Use of bioreactor landfill for nitrogen removal to enhance methane production through ex situ simultaneous nitrification-denitrification and in situ denitrification

Abstract

High concentrations of nitrate-nitrogen (NO3−-N) derived from ex situ nitrification phase can inhibit methane production during ex situ nitrification and in situ denitrification bioreactor landfill. A combined process comprised of ex situ simultaneous nitrification-denitrification (SND) in an aged refuse bioreactor (ARB) and in situ denitrification in a fresh refuse bioreactor (FRB) was conducted to reduce the negative effect of high concentrationsof NO3−-N. Ex situ SND can be achieved because NO3−-N concentration can be reduced and the removal rate of ammonium-nitrogen (NH4+-N) remains largely unchanged when the ventilation rate of ARB-A2 is controlled. The average NO3−-N concentrations of effluent were 470mg/L in ex situ nitrification ARB-A1 and 186mg/L in ex situ SND ARB-A2. The average NH4+-N removal rates of ARB-A1 and ARB-A2 were 98% and 94%, respectively.
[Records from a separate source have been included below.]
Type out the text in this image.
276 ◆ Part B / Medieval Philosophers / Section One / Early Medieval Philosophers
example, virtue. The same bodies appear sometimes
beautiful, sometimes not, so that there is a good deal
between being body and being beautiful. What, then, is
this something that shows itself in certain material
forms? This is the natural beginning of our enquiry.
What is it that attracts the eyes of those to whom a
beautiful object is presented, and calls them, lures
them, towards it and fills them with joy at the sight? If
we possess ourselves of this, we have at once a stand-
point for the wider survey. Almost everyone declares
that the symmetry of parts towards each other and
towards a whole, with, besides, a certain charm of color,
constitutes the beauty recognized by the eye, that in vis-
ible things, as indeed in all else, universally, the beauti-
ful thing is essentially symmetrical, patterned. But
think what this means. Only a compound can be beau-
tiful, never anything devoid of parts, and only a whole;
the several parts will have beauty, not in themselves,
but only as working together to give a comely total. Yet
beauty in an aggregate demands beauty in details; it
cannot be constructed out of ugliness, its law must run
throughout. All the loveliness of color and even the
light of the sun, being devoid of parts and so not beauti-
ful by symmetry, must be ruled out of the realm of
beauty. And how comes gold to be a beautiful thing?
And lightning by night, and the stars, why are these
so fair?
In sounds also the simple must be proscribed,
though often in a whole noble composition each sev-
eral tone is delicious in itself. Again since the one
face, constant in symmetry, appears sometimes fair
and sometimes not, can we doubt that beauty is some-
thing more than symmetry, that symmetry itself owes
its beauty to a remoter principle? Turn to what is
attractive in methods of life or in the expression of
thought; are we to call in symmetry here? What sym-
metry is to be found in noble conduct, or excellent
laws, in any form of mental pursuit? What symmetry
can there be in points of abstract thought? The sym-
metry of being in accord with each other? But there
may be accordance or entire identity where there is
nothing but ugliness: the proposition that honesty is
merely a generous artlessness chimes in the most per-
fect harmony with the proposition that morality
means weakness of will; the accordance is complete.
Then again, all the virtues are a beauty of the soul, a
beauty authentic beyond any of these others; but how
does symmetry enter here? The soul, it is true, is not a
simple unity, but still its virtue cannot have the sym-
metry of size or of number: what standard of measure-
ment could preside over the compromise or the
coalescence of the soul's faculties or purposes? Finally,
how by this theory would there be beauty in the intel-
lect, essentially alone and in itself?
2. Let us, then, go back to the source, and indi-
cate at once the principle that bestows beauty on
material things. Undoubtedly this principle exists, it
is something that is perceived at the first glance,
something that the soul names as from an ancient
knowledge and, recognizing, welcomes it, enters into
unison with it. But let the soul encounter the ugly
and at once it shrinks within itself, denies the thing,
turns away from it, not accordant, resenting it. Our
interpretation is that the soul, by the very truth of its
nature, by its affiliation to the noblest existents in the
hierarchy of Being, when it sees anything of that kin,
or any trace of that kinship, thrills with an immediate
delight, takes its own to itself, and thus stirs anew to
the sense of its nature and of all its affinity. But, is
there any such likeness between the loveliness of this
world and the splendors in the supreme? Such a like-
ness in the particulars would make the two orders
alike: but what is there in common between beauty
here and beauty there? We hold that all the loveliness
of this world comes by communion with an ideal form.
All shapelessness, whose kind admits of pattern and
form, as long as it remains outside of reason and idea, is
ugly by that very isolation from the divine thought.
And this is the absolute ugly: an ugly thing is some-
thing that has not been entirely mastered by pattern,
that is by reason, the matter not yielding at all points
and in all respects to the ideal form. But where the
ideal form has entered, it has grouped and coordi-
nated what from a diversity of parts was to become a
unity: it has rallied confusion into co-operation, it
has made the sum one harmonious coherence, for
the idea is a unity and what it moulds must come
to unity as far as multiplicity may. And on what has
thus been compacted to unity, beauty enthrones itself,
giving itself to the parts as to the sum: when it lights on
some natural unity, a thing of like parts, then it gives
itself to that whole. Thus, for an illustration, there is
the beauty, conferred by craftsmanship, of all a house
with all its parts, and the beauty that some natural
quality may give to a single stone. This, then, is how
Based on the experimental data from week 4 to week 30, it is predicted that NH4+-N concentration in FRB-F1 of the ex situ nitrification and in situ denitrification process would reach 25mg/L after 63weeks, and about 40weeks for the FRB-F2 of ex situ SND and in situ denitrification process . Ex situ SND and in situ denitrification process can improve themethane production of FRB-F2. The lag phase time of methane production for the FRB-F2 was 11weeks. This phase was significantly shorter than the 15-week phases of FRB-F1 in ex situ nitrification and in situ denitrification process. A seven-week stabilizationphase was required to increase methane content from 5% to 50% for FRB-F2. Methane content in FRB-F1 did not reach 50% but reached the 45% peak after 20weeks.